POJ 1860 Currency Exchange(最短路)

Currency Exchange

Time Limit: 1000MS   Memory Limit: 30000K
Total Submissions: 20482   Accepted: 7352

Description

Several currency exchange points are working in our city. Let us suppose that each point specializes in two particular currencies and performs exchange operations only with these currencies. There can be several points specializing in the same pair of currencies.
Each point has its own exchange rates, exchange rate of A to B is the quantity of B you get for 1A. Also each exchange point has some commission, the sum you have to pay for your exchange operation.

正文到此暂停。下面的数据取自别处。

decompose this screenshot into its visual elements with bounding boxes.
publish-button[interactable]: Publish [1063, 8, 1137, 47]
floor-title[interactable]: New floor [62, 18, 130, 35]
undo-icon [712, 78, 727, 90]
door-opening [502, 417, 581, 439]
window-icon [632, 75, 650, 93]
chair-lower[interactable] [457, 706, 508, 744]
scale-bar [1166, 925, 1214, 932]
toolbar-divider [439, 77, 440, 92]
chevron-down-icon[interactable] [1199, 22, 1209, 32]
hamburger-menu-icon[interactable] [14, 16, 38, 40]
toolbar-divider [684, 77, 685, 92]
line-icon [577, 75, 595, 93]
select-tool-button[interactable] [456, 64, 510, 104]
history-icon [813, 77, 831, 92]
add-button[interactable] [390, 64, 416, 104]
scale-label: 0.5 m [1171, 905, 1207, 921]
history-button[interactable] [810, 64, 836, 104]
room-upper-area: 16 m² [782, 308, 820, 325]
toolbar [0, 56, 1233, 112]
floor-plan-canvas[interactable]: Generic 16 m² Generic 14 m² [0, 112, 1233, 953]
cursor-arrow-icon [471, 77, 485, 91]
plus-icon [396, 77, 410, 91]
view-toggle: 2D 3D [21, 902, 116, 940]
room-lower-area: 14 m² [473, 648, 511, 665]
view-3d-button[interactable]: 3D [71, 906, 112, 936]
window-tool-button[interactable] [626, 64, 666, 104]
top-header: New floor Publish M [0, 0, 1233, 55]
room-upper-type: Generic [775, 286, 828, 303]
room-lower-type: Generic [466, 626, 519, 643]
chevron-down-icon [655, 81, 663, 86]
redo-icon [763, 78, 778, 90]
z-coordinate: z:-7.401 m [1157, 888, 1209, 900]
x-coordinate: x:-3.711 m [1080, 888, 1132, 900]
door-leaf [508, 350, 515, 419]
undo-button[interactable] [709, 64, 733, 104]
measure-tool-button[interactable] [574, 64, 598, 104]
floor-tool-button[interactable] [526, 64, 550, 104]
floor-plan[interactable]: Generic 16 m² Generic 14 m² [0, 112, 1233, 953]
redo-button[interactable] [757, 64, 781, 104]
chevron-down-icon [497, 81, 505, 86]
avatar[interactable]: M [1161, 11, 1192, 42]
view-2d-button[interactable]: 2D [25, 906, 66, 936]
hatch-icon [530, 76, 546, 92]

Commission is always collected in source currency.

For example, if you want to exchange 100 US Dollars into Russian Rubles at the exchange point, where the exchange rate is 29.75, and the commission is 0.39 you will get (100 - 0.39) * 29.75 = 2963.3975RUR.

You surely know that there are N different currencies you can deal with in our city. Let us assign unique integer number from 1 to N to each currency. Then each exchange point can be described with 6 numbers: integer A and B - numbers of currencies it exchanges,
and real RAB, CAB, RBA and CBA - exchange rates and commissions when exchanging A to B and B to A respectively.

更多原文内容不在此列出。